Stage 1 – Supervised Fine-Tuning (SFT): Construct and filter high-quality multi-turn programmatic reasoning trajectories for table tasks, then fine-tune a lightweight LLM to internalize planning, code generation, and reflection behaviors
Stage 2 – Reinforcement Learning (RL): Apply a multi-perspective reward scheme (covering correctness, code quality, and reasoning coherence) with a novel optimization objective to refine the model's code generation precision and tool-use policy
Inference – Autonomous Multi-Turn Execution: The trained agent iteratively decomposes table questions, generates and executes code via tools, observes results, and reflects/corrects until a final answer is produced

System Components

Programmatic Table Agent (TableMind Core)

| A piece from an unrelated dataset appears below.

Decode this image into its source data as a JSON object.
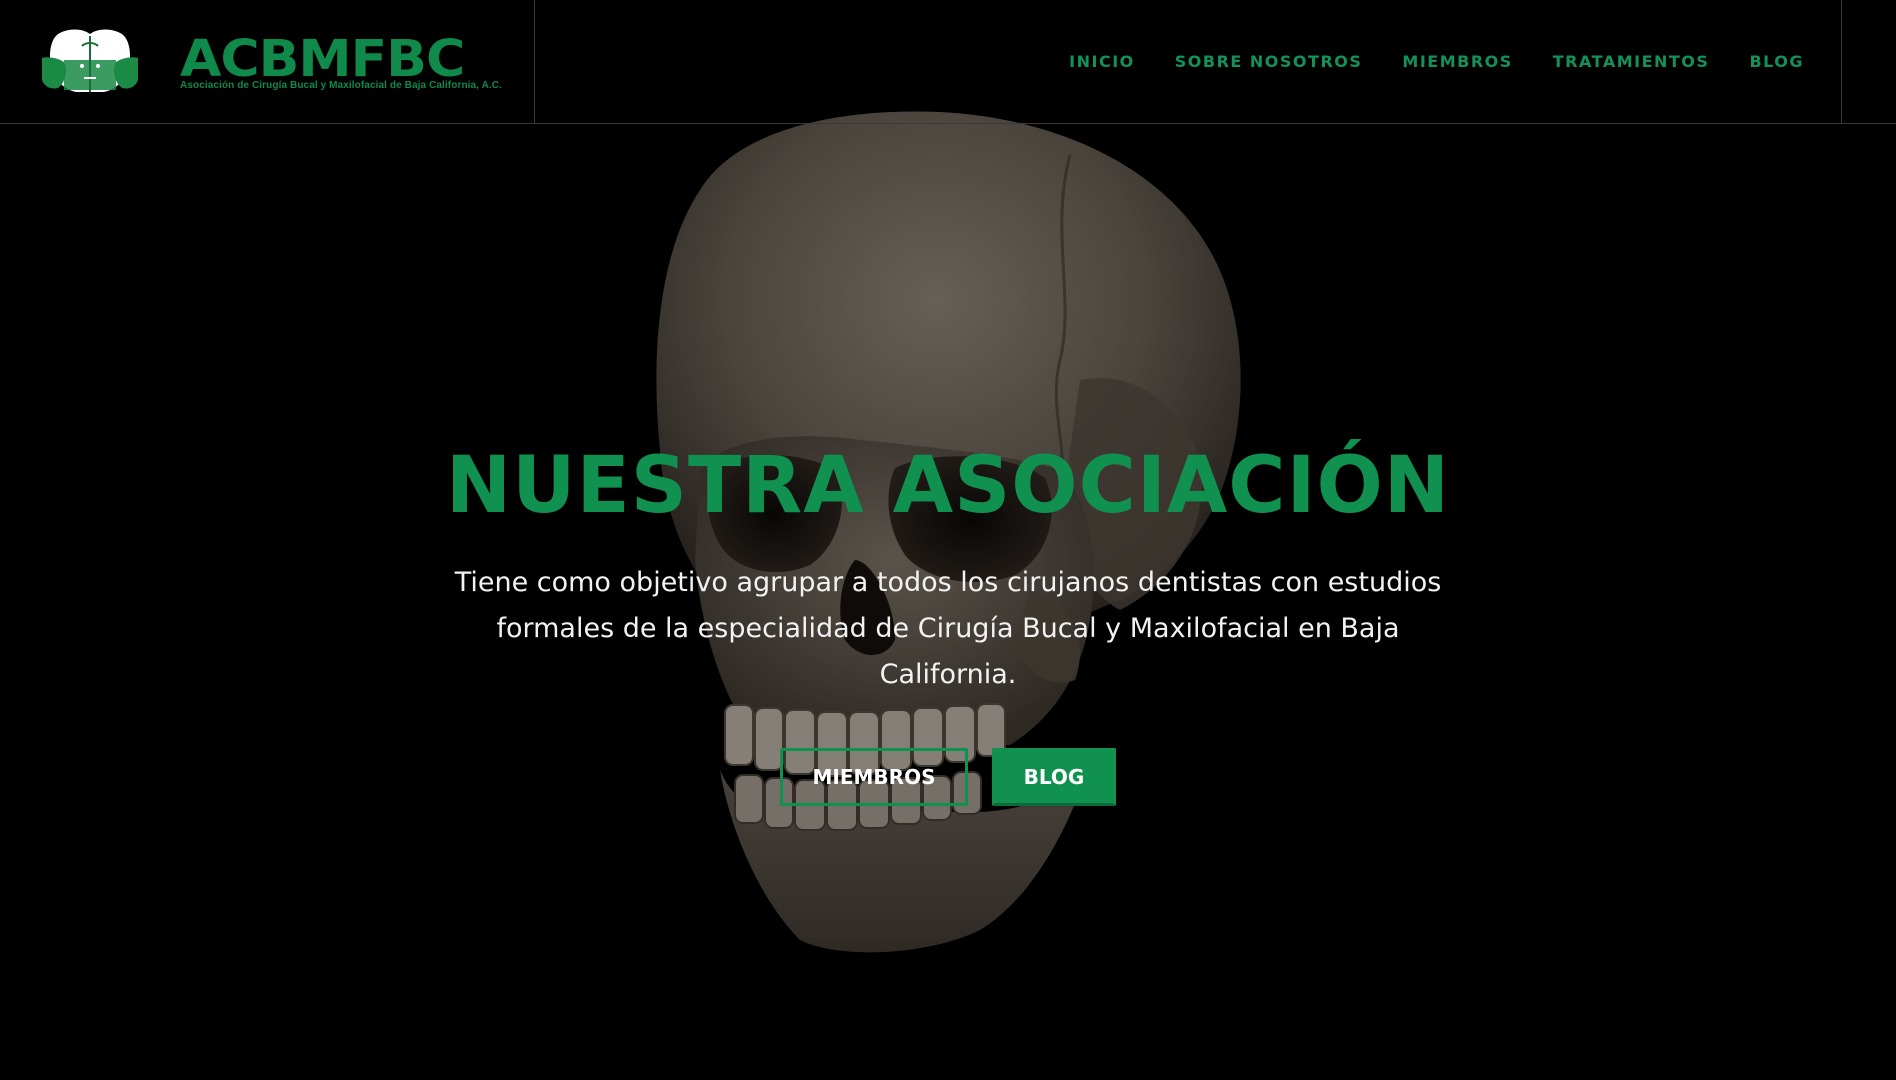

A lightweight LLM fine-tuned to operate as an autonomous agent that generates code snippets as actions, calls external tools (e.g., Python interpreter), and processes tool outputs across multiple turns

SFT Data Construction & Filtering Pipeline

A pipeline that generates and curates high-quality multi-turn reasoning traces over tables, bootstrapping the model with structured planning and code generation capabilities

Multi-Perspective Reward Scheme

An RL reward design evaluating code execution correctness, answer accuracy, and potentially reasoning coherence to provide rich training signal beyond binary outcome rewards

Novel RL Optimization Objective

A custom objective function for the RL stage tailored to the code generation setting in table reasoning, improving precision of numerical and logical operations

Reflection Mechanism

An internalized self-correction capability allowing the agent to detect errors from tool feedback and revise its reasoning or code in subsequent turns

Results

Benchmark	Best Prior Baseline	TableMind	Delta
WikiTableQuestions	Strong LLM-based baseline	State-of-the-art (consistent improvement)	Positive
TAT-QA (numerical)	Tool-augmented baseline	Outperforms (precise numerical ops)	Positive
HiTab (hierarchical tables)	Single-turn LLM method	Consistent improvement	Positive
Overall (diverse benchmarks)	Previous SOTA	Consistently higher	Positive across all

Key Takeaways

Training a lightweight LLM end-to-end as an agent (via SFT + RL) is more effective for table reasoning than prompting large frozen models with agentic workflows—internalization of planning and reflection matters
A multi-perspective reward in RL is critical for code generation quality; single-signal rewards (e.g., only answer correctness) are insufficient for precise numerical table operations
Data quality for SFT bootstrapping is a key bottleneck—investing in rigorous construction and filtering of multi-turn reasoning traces pays significant dividends before RL fine-tuning

Abstract

Table reasoning requires models to jointly perform comprehensive semantic understanding and precise numerical operations. Although recent large language model (LLM)-based methods have achieved promising results, most of them still rely on a single-turn reasoning paradigm that processes flattened tables in a single forward pass. This paradigm suffers from inherent limitations, including context overflow on large tables, weak sensitivity to continuous numerical values, and the absence of explicit tool-use and reflection. In this paper, we propose TableMind, a tuning-based autonomous programmatic table agent that simulates the human-like cognitive schema of multi-turn interaction within a lightweight LLM. Instead of adopting a training-free workflow design, TableMind learns to internalize planning, action, and reflection through a principled two-stage training strategy. To bootstrap structured table reasoning capabilities, we construct and filter high-quality reasoning data for the supervised fine-tuning (SFT) stage. To enable precise code generation, we introduce a designed multi-perspective reward scheme and a novel optimization objective in the reinforcement learning (RL) stage. Extensive experiments on diverse benchmarks demonstrate that TableMind consistently outperforms previous baselines, validating the effectiveness of training autonomous agents to improve overall performance.